El martes por la mañana, Brendon Moody se dirigía al campus del «Clinton College». Tenía la intención de interrogar a las internas del edificio donde Laurie tenía su estudio. Después del funeral de Allan Grant, le había echado un vistazo. El «Clinton College» había sido construido cinco años atrás para cubrir las necesidades de los estudiantes de clase alta. Las habitaciones, bastante amplias, incluían una pequeña cocina y baño. Era un alojamiento muy usual para alumnos como Laurie, que podía pagar el recargo por intimidad.

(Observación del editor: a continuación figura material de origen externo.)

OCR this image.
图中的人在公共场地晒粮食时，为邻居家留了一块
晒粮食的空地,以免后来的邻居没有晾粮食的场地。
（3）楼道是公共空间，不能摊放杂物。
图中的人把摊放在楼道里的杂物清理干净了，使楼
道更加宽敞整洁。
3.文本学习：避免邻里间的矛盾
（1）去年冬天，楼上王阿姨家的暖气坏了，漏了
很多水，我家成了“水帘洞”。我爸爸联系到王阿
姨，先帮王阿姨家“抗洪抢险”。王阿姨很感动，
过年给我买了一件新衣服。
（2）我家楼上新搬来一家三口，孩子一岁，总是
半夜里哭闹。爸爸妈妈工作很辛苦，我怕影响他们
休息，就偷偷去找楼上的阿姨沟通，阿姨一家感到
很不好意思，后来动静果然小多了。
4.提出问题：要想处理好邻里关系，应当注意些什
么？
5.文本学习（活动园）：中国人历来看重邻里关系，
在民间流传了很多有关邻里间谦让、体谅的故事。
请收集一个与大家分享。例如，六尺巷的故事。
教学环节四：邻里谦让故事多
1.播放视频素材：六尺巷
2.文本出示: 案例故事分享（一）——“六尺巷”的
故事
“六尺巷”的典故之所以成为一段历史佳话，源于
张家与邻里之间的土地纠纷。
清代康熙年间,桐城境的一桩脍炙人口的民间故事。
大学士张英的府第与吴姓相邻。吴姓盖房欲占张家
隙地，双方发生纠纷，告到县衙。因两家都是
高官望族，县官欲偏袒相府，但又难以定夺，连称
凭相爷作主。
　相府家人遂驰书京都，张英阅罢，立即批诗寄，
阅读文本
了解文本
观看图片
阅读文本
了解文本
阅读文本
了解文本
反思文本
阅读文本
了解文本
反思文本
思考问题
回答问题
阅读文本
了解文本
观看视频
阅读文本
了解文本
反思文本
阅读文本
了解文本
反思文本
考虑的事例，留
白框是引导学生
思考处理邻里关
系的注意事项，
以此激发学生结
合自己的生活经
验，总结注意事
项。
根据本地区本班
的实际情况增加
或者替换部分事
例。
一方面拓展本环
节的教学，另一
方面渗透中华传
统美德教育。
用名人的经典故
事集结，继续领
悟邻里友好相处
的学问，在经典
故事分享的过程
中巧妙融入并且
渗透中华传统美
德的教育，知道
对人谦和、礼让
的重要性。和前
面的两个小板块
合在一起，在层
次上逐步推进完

El apartamento de Laurie había sido registrado a fondo y luego pasaron los analistas del laboratorio de la oficina del fiscal. Estaba patas arriba. La cama aparecía deshecha, la entreabierta puerta del armario indicaba que habían revuelto la ropa y la habían colgado de cualquier manera. El contenido de los cajones del tocador estaba desparramado sobre el escritorio.
Moody sabía que los agentes se habían llevado la máquina y el papel donde las cartas de Allan Grant fueron escritas. Sabía que las sábanas, la ropa, la correa del reloj y el brazalete de Laurie, todo ello manchado de sangre, estaban confiscados.
Si le hubiesen preguntado qué buscaba, él hubiera respondido: «Nada».
—Nada.
Y era cierto. Brendon Moody no tenía un propósito determinado in mente. Rondaba por allí para familiarizarse con el ambiente.
En sus condiciones normales, la habitación debía de ser acogedora. Las cortinas color marfil, largas hasta el suelo, recogidas a un lado. La colcha con volante en todo el borde, reproducciones en papel de Monet y Manet, cuadros en las paredes, media docena de trofeos de golf sobre la librería… La chica no tenía fotos de compañeros de clase y ni de amigos en el marco espejo de la cómoda, algo que solía ser habitual en las habitaciones de estudiantes, sólo había una sobre el escritorio. Brendon estudió la fotografía: los Kenyon. Él había conocido a los padres. Debía de haber sido tomada en la parte posterior de la casa, donde tenían la piscina. Se notaba que la familia se sentía bien y contenta de estar juntos.
«Ponte en el lugar de Laurie —pensó Moody—. La familia destruida. Te culpas a ti misma del hecho. Eres vulnerable y un tipo te colma de atenciones; es un hombre atractivo y lo bastante mayor como para convertirse en una imagen del padre, y entonces te rechaza. Y tú explotas».
Demasiado sencillo. Brendon paseaba, examinaba, evaluaba. Se detuvo delante de la bañera. Allí se encontraron rastros de sangre. Laurie había sido lo bastante astuta como para lavar su ropa y las sábanas, llevarlas a la secadora, y hacer la cama de nuevo. También lavó la correa del reloj. Branden sabía que el fiscal utilizaría esos hechos como evidencias. Provocar pánico y confusión cuando el asesino había intentado, sistemáticamente, destruir las pruebas.
Se disponía a abandonar la habitación, y miró a su alrededor una vez más. No había encontrado nada, ni un hilo que pudiera ser utilizado para defender a Laurie. ¿Por qué tenía la inquietante sensación de que algo, de alguna manera, se le escapaba?